Photo: Mey Dudin / epd

The EU supply chain law was almost considered a done deal - until the FDP blocked the new directive and forced the traffic light to abstain in the final vote in Brussels a week ago. The vote was then postponed indefinitely. And once again the FDP was seen as a party of naysayers and slowdowns and the federal government at EU level was at least fickle. The SPD and the Greens were outraged, but initially nothing changed. The law, which was supposed to hold companies across Europe responsible for abuses in their supply chains - child labor, environmental violations, forced labor - had initially failed.

“Dissuade the FDP from its blockade course”

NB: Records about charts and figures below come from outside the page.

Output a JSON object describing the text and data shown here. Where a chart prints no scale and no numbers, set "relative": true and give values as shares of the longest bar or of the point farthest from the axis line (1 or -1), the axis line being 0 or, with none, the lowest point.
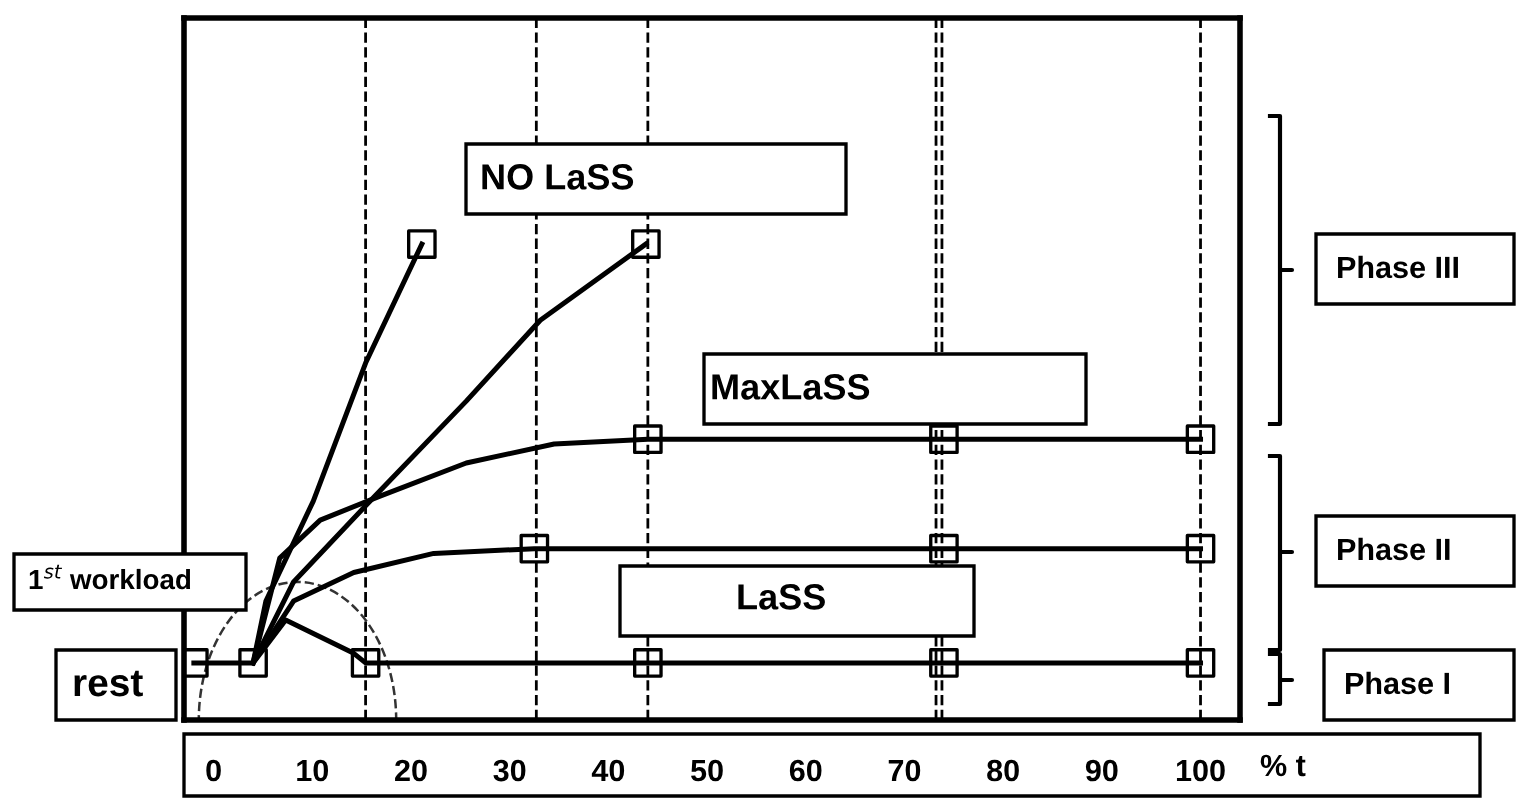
{
  "chart_data": {
    "type": "line",
    "relative": true,
    "xlabel": "% t",
    "xlim": [
      -3,
      104
    ],
    "xticks": [
      0,
      10,
      20,
      30,
      40,
      50,
      60,
      70,
      80,
      90,
      100
    ],
    "series": [
      {
        "type": "line",
        "color": "#000000",
        "x": [
          4,
          5.3,
          10.1,
          15.4,
          21.1
        ],
        "values": [
          0.12,
          0.25,
          0.46,
          0.75,
          1
        ]
      },
      {
        "type": "line",
        "color": "#000000",
        "x": [
          4,
          8.1,
          15.4,
          25.6,
          33.1,
          43.8
        ],
        "values": [
          0.12,
          0.29,
          0.45,
          0.67,
          0.84,
          1
        ]
      },
      {
        "type": "line",
        "color": "#000000",
        "x": [
          4,
          6.7,
          10.8,
          16.8,
          25.6,
          34.5,
          44,
          74,
          100
        ],
        "values": [
          0.12,
          0.34,
          0.42,
          0.47,
          0.54,
          0.58,
          0.59,
          0.59,
          0.59
        ]
      },
      {
        "type": "line",
        "color": "#000000",
        "x": [
          4,
          8.1,
          14.2,
          22.3,
          32.5,
          74,
          100
        ],
        "values": [
          0.12,
          0.25,
          0.31,
          0.35,
          0.36,
          0.36,
          0.36
        ]
      },
      {
        "type": "line",
        "color": "#000000",
        "x": [
          -2,
          4,
          7.3,
          14.2,
          15.4,
          44,
          74,
          100
        ],
        "values": [
          0.12,
          0.12,
          0.21,
          0.14,
          0.12,
          0.12,
          0.12,
          0.12
        ]
      },
      {
        "type": "scatter",
        "marker": "square",
        "color": "#000000",
        "x": [
          -2,
          4,
          15.4,
          21.1,
          43.8,
          44,
          74,
          100,
          32.5,
          74,
          100,
          44,
          74,
          100
        ],
        "values": [
          0.12,
          0.12,
          0.12,
          1,
          1,
          0.59,
          0.59,
          0.59,
          0.36,
          0.36,
          0.36,
          0.12,
          0.12,
          0.12
        ]
      }
    ],
    "ref_lines": [
      {
        "axis": "x",
        "value": 15.4,
        "color": "#000000",
        "line_style": "dashed"
      },
      {
        "axis": "x",
        "value": 32.7,
        "color": "#000000",
        "line_style": "dashed"
      },
      {
        "axis": "x",
        "value": 44,
        "color": "#000000",
        "line_style": "dashed"
      },
      {
        "axis": "x",
        "value": 73.2,
        "color": "#000000",
        "line_style": "dashed"
      },
      {
        "axis": "x",
        "value": 73.8,
        "color": "#000000",
        "line_style": "dashed"
      },
      {
        "axis": "x",
        "value": 100,
        "color": "#000000",
        "line_style": "dashed"
      }
    ],
    "annotations": [
      "NO LaSS",
      "MaxLaSS",
      "LaSS",
      "1$^{st}$ workload",
      "rest",
      "Phase III",
      "Phase II",
      "Phase I"
    ]
  }
}
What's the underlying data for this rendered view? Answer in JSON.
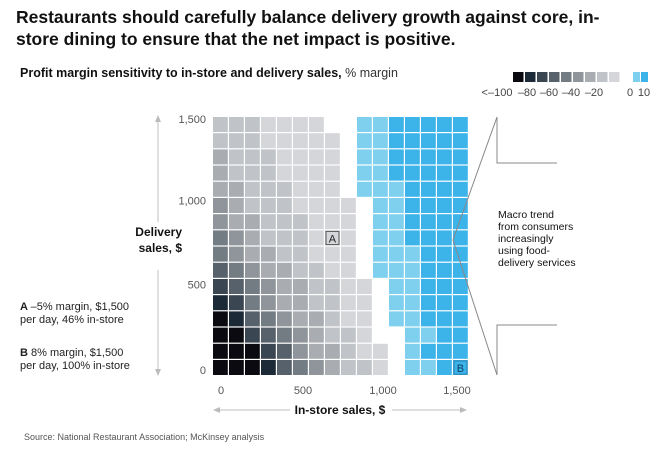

Parts of the SPD, such as the Left Party and the Jusos, do not want to accept this. And submit a corresponding motion at the meeting of the party executive committee on Monday, in which they call on the federal government to "dissuade the FDP from its blockade course and agree to the EU supply chain directive (...)." Addressed to the FDP, the application, which SPIEGEL has received and which the "taz" first reported, states that it should abandon the blockade and thus "clear the way for German approval."

The FDP's veto, the motion continues, has "already damaged trust in Germany and its role in the EU." Such last-minute abstentions have become a popular term among the European public as “German votes”. The current course, the abstention on the supply chain law, "which acts like a dissenting voice in the European state, is unacceptable for us."

“Almost 80 percent think the law can be implemented”

The FDP justified its "no" as follows: Too much bureaucracy, too many reporting requirements, and medium-sized companies would be burdened too heavily by the law. The SPD party leftist Sebastian Roloff, who is also a member of the party executive committee and signatory of the motion, told SPIEGEL on Saturday: "This criticism of the EU supply chain law does not take into account the fact that small and medium-sized companies are exempt from it and that there are no additional ones for large companies either There are reporting requirements that would burden the economy with more bureaucracy. Almost 80 percent of German companies, according to the application, considered the law to be implementable.

In order to find a compromise, the applicants put forward further suggestions: For example, that companies with 1,000 employees or more would only be obliged to comply with the new EU directive. Previously, the regulation was supposed to apply to companies with more than 500 employees. Germany has had its own supply chain law in effect since the beginning of 2023.